Few that took up the opportunity have prospered. The strategy of Abbey, for example, was to diversify into every conceivable area of financial services and it came a cropper well before the credit crisis. Similarly, B&B's business model – specialisation in risky areas of the market – also looked ropey before the crunch came along. The purchase of the mortgage broker John Charcol, subsequently sold on at a knock-down price, was an early example of the poor management of the plc operation.
Rod Kent, the former B&B chief executive, believes its building society origins saddled it with outdated processes – and that this, rather than conversion itself, underlie its recent woes. Vince Cable, the Liberal Democrats' Treasury spokesman, is not convinced. "The collapse of Northern Rock and Bradford & Bingley are prime examples of the disastrous policy of turning building societies into banks, which was pursued by the last Tory government," he says.

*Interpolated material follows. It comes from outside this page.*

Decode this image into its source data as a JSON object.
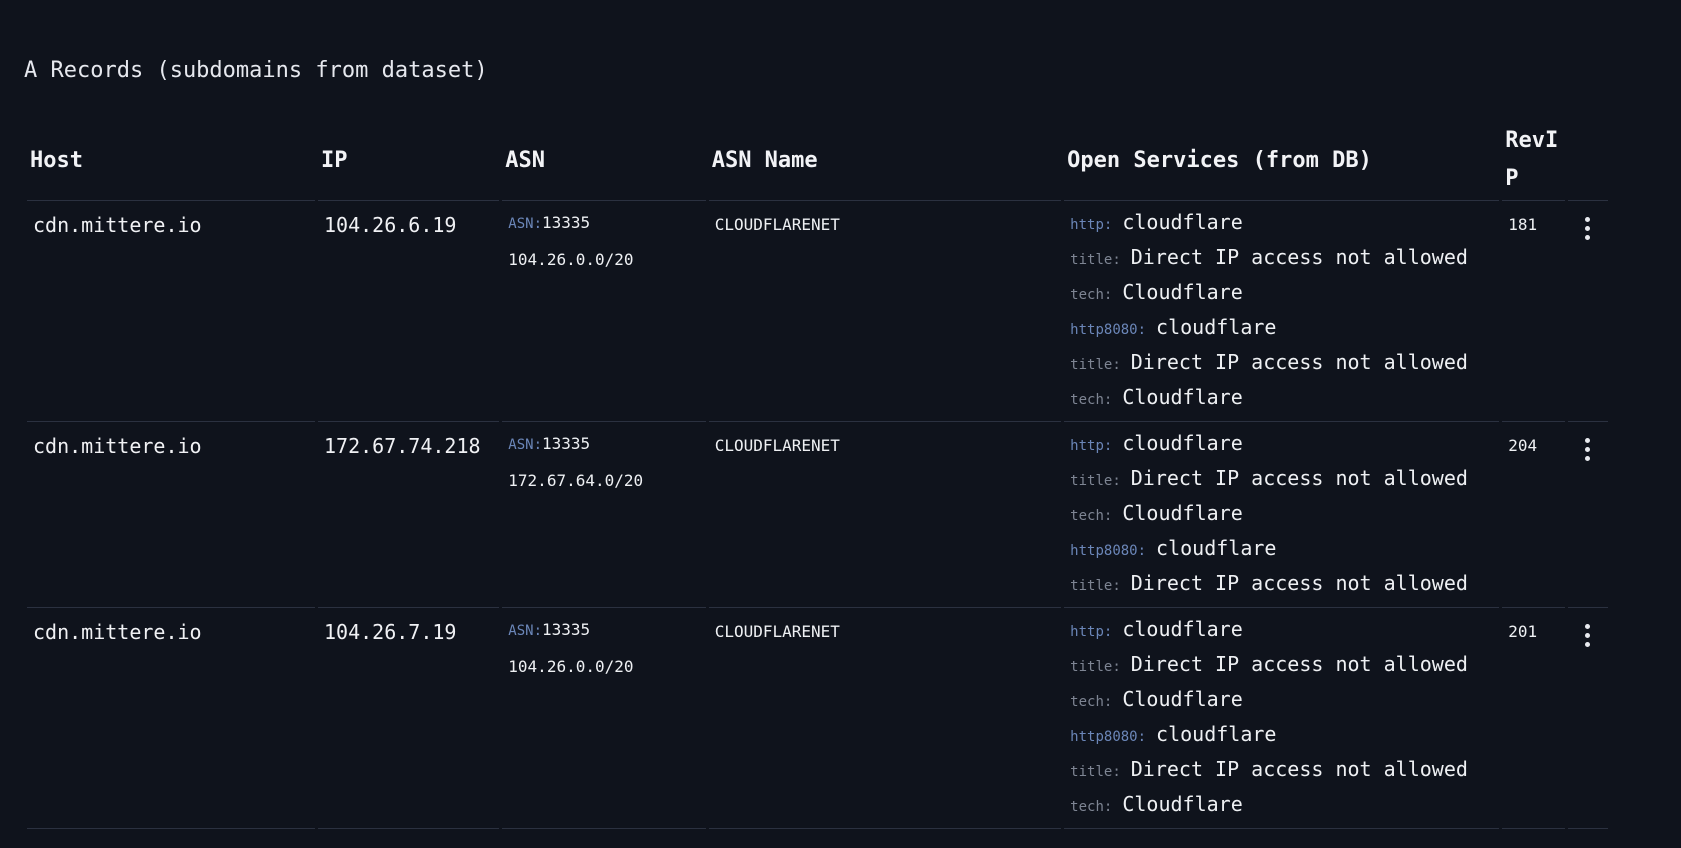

What the former mutuals had not expected, of course, was the biggest financial crisis since the Great Depression. And when it arrived, they simply did not have the strength to withstand its severity. If HBOS could not survive, then B&B was never going to be able to either.
Not that building societies are unaffected by the credit crisis – and some are more risk-averse than others. Britannia, the second-largest society, last month reported a 40 per cent fall in its pre-tax profits for the first half of the year after revealing impairment charges of more than £40m. About a quarter of Britannia's mortgage lending is in areas such as buy-to-let, credit-impaired and self-certification, which are widely perceived as more risky.
Neville Richardson, Britannia's chief executive, admits the speed with which the credit crisis escalated took them by surprise. "We're not immune to the market downturn and our business model anticipated losses arising from some of our lending," he says. "The slowdown in the wider economy means we believe those losses may come about more quickly than expected, but we're taking the necessary action to contain them."
At least Britannia has not been holed beneath the water line by such problems, like its smaller colleagues Derbyshire and Cheshire. The two societies are in the process of being taken over by Nationwide in a deal brokered by the Financial Services Authority (FSA) to protect savers and borrowers. Members of both societies are being given no say on the takeover and will receive no windfalls, with the FSA pushing the mergers through before the scale of Derbyshire and Cheshire's problems emerged.
Even leaving aside the credit crunch, the building society sector is likely to consolidate further. As recently as 15 years ago, there were more than 120 independent societies. Today, as the industry faces higher costs for ever-more complicated compliance procedures and IT systems, the figure is below 60. Most of the reduction has come through mergers rather than demutualisation.
Despite such problems, Adrian Coles, director-general of the Building Societies Association, says the credit crunch has been a watershed moment for the mutual sector. "No doubt we will see more building society mergers in the future, but this will not mean the mutual model is destroyed," he says. "Many commentators seem to be making the point that the demutualised model has been."